Rite Reasons: Studies in Worship
No. 90 Copyright (c) 2005 Biblical Horizons July, 2004
At the last supper, Jesus took bread and, having given thanks, He broke it and gave it to His disciples while saying, “Take, eat, this is My body given for you. Do this for My memorial.”
What Jesus did was recognized by the disciples, because it took place every morning and evening. It was the rite of the Tribute, which is described in Leviticus 2. English Bibles generally mistranslate this as “grain offering,” or “meal offering” or “cereal offering,” or simply and very unhelpfully “offering.” But while this rite consists of grain or bread, the name for it is minchah, which means “gift” or “tribute.”

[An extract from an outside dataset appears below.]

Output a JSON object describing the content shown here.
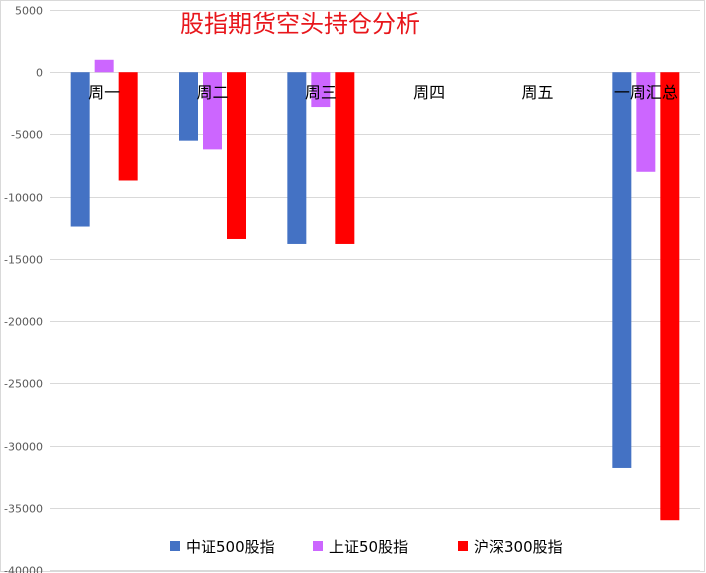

The daily Tribute is set forth in Numbers 28:3-8, and consisted of raw wheat flour mixed with oil. The other varieties of Tribute, however, were baked in various ways, and some were broken up. All were divided, with the priest receiving a portion after the Lord had been given His. The part given to the Lord was called a “memorial” (Lev. 2:2, 9, 16).
A memorial is an action done before God, or an object placed before God, that reminds Him of what He has done in the past, reminds Him of the covenant, and calls upon Him to come and pass judgment and renew that covenant. In a broad sense, all the rites done before God at the Tabernacle were memorials, but only bread rites are ever actually called memorials (Lev. 5:12; 24:7; Num. 5:15).